The interest rate cycle has clearly turned. From Bloomberg today:
New Zealand's central bank cut its benchmark interest rate by a half point to 7.5 percent, more than expected by most economists, saying the economy is in a recession and inflation will slow.
"With medium-term inflation pressures expected to ease, it is appropriate to move toward a less restrictive stance," Reserve Bank Governor Alan Bollard said in a statement in Wellington today. New Zealand's dollar dropped to a 22-year low after the statement. Bond yields fell and stocks gained.

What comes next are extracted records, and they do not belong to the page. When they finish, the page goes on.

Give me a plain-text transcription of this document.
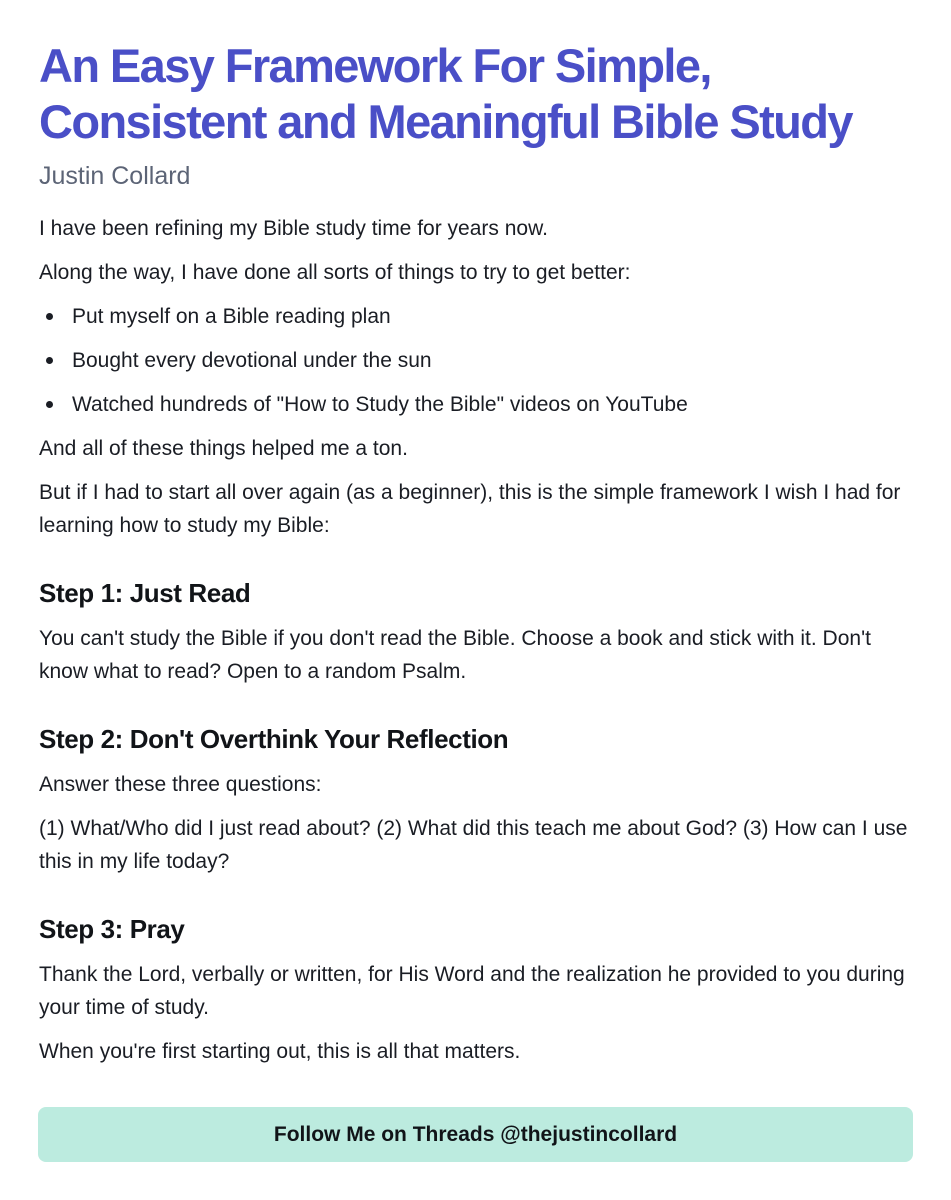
An Easy Framework For Simple, Consistent and Meaningful Bible Study
Justin Collard

I have been refining my Bible study time for years now.

Along the way, I have done all sorts of things to try to get better:

Put myself on a Bible reading plan
Bought every devotional under the sun
Watched hundreds of "How to Study the Bible" videos on YouTube

And all of these things helped me a ton.

But if I had to start all over again (as a beginner), this is the simple framework I wish I had for learning how to study my Bible:

Step 1: Just Read

You can't study the Bible if you don't read the Bible. Choose a book and stick with it. Don't know what to read? Open to a random Psalm.

Step 2: Don't Overthink Your Reflection

Answer these three questions:

(1) What/Who did I just read about? (2) What did this teach me about God? (3) How can I use this in my life today?

Step 3: Pray

Thank the Lord, verbally or written, for His Word and the realization he provided to you during your time of study.

When you're first starting out, this is all that matters.

Follow Me on Threads @thejustincollard
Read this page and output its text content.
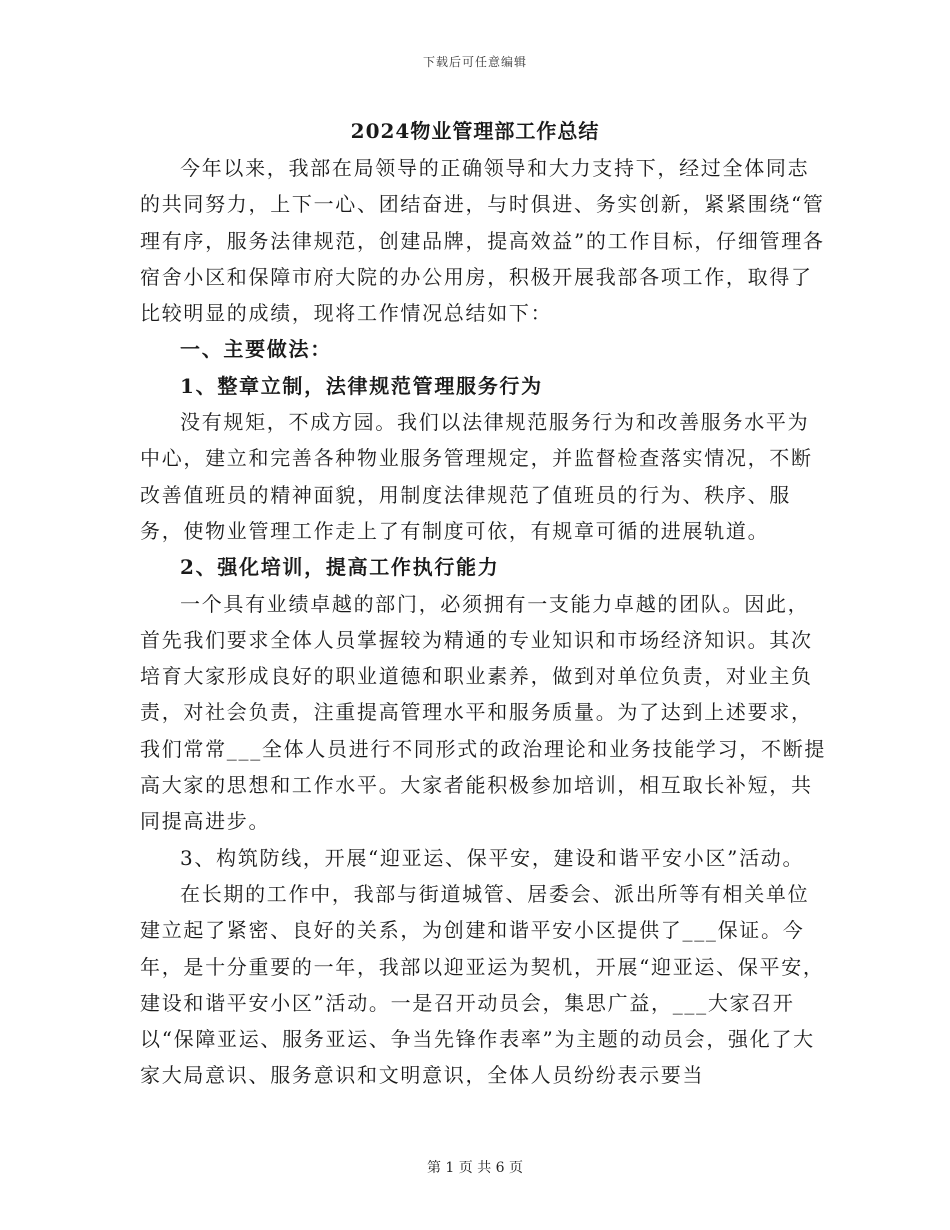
下载后可任意编辑
2024物业管理部工作总结

今年以来，我部在局领导的正确领导和大力支持下，经过全体同志的共同努力，上下一心、团结奋进，与时俱进、务实创新，紧紧围绕“管理有序，服务法律规范，创建品牌，提高效益”的工作目标，仔细管理各宿舍小区和保障市府大院的办公用房，积极开展我部各项工作，取得了比较明显的成绩，现将工作情况总结如下：

一、主要做法：

1、整章立制，法律规范管理服务行为

没有规矩，不成方园。我们以法律规范服务行为和改善服务水平为中心，建立和完善各种物业服务管理规定，并监督检查落实情况，不断改善值班员的精神面貌，用制度法律规范了值班员的行为、秩序、服务，使物业管理工作走上了有制度可依，有规章可循的进展轨道。

2、强化培训，提高工作执行能力

一个具有业绩卓越的部门，必须拥有一支能力卓越的团队。因此，首先我们要求全体人员掌握较为精通的专业知识和市场经济知识。其次培育大家形成良好的职业道德和职业素养，做到对单位负责，对业主负责，对社会负责，注重提高管理水平和服务质量。为了达到上述要求，我们常常___全体人员进行不同形式的政治理论和业务技能学习，不断提高大家的思想和工作水平。大家者能积极参加培训，相互取长补短，共同提高进步。

3、构筑防线，开展“迎亚运、保平安，建设和谐平安小区”活动。

在长期的工作中，我部与街道城管、居委会、派出所等有相关单位建立起了紧密、良好的关系，为创建和谐平安小区提供了___保证。今年，是十分重要的一年，我部以迎亚运为契机，开展“迎亚运、保平安，建设和谐平安小区”活动。一是召开动员会，集思广益，___大家召开以“保障亚运、服务亚运、争当先锋作表率”为主题的动员会，强化了大家大局意识、服务意识和文明意识，全体人员纷纷表示要当

第 1 页 共 6 页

New Zealand's economy contracted in the first quarter and Bollard, 57, today joined the Treasury Department and economists in forecasting it also shrank in the three months to June 30, putting the nation in its first recession since 1998. Bollard said inflation will return below the 3 percent limit of his target range by the first quarter of 2010.
Yesterday's economic reports had also provided plenty of fodder for central banks to cut rates.
The UK economy is estimated to have fallen in the last three months. Bloomberg reports:
Gross domestic product dropped 0.2 percent in the period between June and August and fell 0.1 percent in the three months through July, the National Institute for Economic and Social Research said in an e-mailed statement. The European Commission, the European Union's executive arm, predicted that the U.K. economy will shrink in the third and fourth quarters.
The euro area isn't much better off. Bloomberg reports the rest of the European Commission's forecasts.
The European Commission cut its growth outlook for the euro area for the rest of this year and predicted a recession for Germany, the region's largest economy.
The 15-nation euro region's economy will probably stagnate this quarter after shrinking in the previous three months for the first time since the euro was introduced in 1999, the Brussels-based commission said today. The commission lowered its full-year growth forecast to 1.3 percent, from 1.7 percent earlier, and signaled the 2009 outlook may also be cut...
The EU forecast the euro-area economy will expand 0.1 percent in the final three months of 2008 after an estimate of no growth this quarter...
While the commission raised its inflation forecast for 2008 to 3.6 percent from 3.1 percent, it said consumer-price growth "may be at a turning point" after oil prices fell from a record and as past increases in food and energy costs "gradually fade in the coming months."...
Japan's leading and coincident indices did rise in July, although they did not stop the Cabinet Office from retaining its assessment of the economy as "worsening".
Meanwhile, expectations for inflation to moderate appear to be bearing out in China as the economy shows further signs of slowing. Again from Bloomberg:
China's inflation weakened to the slowest pace since June 2007 and export growth cooled, stoking speculation the government will cut taxes and ease loan restrictions to spur the world's fourth-largest economy.
Consumer prices rose 4.9 percent in August from a year earlier, less than economists estimated, after gaining 6.3 percent in July, the National Bureau of Statistics said today. Exports rose 21.1 percent in August, down from July's 26.9 percent gain, the Customs Bureau said.